4. Zucchini
Zucchini is a powerful little vegetable that is both filling and hydrating. It encourages healthy digestion and detoxifies the body.
Due to its high fiber content, zucchini has cleansing effect on our digestive tract, especially the intestines. It acts as a mild laxative, cleaning the walls of the intestines and preventing carcinogenic toxins from settling in the colon.
Zucchini can be dark green or yellow, and is typically roasted, grilled or added to baked dishes. Most of the nutrients are in the skin, so leave it on when preparing meals. For maximum benefits, eat raw zucchini.
And if you choose to eat dairy or healthy organic animal products then the following can be beneficial for your digestion:
5. Ghee
Ghee is actually clarified butter with many of the milk fats, sugar and lactose removed. Unlike butter, ghee won’t turn rancid at room temperature and retains its original flavor and freshness for up to a year – amazing!
While other fats and oils can slow down the body’s digestive process and give us that “heavy” feeling in our stomach, ghee stimulates the digestive system by encouraging the secretion of stomach acids to break down food.
Organic ghee can be found at your local health food store, but it’s also very easy to make using cultured, organic, unsalted butter.
6. Bone Broth
Bone broth is a simple, easy, cost-effective way to improve digestion, reduce inflammation and protect against infection.
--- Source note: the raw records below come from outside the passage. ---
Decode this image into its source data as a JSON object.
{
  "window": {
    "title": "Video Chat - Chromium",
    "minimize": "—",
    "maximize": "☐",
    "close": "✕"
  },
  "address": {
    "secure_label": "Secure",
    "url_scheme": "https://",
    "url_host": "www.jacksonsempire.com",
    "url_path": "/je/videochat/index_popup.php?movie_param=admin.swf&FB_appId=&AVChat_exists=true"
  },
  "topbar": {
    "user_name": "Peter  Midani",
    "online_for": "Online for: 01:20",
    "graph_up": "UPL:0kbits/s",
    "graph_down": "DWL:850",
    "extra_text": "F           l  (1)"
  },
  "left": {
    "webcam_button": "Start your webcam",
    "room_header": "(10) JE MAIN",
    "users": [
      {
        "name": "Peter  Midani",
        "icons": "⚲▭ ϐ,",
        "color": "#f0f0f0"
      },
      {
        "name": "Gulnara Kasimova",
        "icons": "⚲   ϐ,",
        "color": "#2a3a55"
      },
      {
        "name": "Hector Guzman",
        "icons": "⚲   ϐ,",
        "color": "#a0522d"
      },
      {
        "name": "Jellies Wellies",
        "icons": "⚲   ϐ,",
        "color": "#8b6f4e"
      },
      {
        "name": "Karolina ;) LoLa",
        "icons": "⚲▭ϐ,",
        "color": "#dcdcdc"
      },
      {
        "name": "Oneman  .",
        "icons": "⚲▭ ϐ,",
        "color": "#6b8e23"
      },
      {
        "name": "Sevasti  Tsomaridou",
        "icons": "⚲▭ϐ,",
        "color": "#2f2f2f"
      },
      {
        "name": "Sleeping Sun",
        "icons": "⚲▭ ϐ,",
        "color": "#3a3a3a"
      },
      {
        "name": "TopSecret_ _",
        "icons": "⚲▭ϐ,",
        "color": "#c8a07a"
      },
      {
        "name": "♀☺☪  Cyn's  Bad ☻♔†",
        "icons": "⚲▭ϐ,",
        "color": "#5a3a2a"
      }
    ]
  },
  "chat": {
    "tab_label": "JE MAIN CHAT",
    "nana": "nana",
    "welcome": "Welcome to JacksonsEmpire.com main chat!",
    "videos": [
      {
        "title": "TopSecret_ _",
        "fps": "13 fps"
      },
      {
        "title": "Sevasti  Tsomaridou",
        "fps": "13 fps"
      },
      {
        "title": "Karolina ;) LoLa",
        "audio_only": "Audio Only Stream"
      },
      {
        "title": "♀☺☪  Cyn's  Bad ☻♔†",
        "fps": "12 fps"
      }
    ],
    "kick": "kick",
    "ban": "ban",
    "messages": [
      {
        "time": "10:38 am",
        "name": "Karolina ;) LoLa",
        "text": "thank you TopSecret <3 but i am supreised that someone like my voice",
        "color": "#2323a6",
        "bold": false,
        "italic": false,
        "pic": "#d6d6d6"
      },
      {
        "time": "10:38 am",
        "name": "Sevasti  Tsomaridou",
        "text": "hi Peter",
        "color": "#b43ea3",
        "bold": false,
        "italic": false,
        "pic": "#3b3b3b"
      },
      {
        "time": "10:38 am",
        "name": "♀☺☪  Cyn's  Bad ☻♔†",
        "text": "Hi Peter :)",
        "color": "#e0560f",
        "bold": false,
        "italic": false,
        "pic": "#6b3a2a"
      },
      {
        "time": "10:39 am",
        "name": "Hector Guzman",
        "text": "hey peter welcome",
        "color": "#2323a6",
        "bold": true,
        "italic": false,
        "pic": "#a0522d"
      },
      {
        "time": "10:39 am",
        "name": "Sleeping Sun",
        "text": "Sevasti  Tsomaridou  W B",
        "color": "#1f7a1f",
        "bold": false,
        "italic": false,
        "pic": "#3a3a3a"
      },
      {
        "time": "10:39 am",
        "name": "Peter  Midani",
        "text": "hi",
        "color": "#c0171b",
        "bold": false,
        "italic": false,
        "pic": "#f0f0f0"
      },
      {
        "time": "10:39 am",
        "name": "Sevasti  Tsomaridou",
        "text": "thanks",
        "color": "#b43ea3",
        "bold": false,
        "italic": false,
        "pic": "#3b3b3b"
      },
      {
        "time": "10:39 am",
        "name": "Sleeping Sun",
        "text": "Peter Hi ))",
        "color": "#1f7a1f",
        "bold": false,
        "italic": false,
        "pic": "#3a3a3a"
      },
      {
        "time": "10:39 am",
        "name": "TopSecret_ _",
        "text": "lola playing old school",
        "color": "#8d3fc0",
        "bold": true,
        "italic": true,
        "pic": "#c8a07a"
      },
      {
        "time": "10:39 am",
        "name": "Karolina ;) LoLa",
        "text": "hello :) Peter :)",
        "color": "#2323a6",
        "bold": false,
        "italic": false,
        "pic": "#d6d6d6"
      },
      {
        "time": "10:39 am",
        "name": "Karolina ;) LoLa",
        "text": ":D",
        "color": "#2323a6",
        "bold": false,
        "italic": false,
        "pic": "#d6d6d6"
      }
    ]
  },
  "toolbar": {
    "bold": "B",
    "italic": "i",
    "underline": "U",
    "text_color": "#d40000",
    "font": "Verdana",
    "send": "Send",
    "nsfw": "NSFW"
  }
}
The gelatin found in bone broth attracts and holds liquids that help heal and seal the gut, supporting proper digestion.
Bone broth also contains easy-to-absorb minerals, including calcium, magnesium, phosphorus, sulfur chondroitin and glucosamine.
Try making a stew and saving the broth. Using a slow cooker, fill the bottom with veggies (carrots, celery, onion, etc.), add bones from organically-raised, pastured or grass-fed animals, a clove of garlic, dash of salt, a tablespoon of apple cider vinegar and cover all ingredients with water. Simmer over low heat for an entire day. Strain and serve.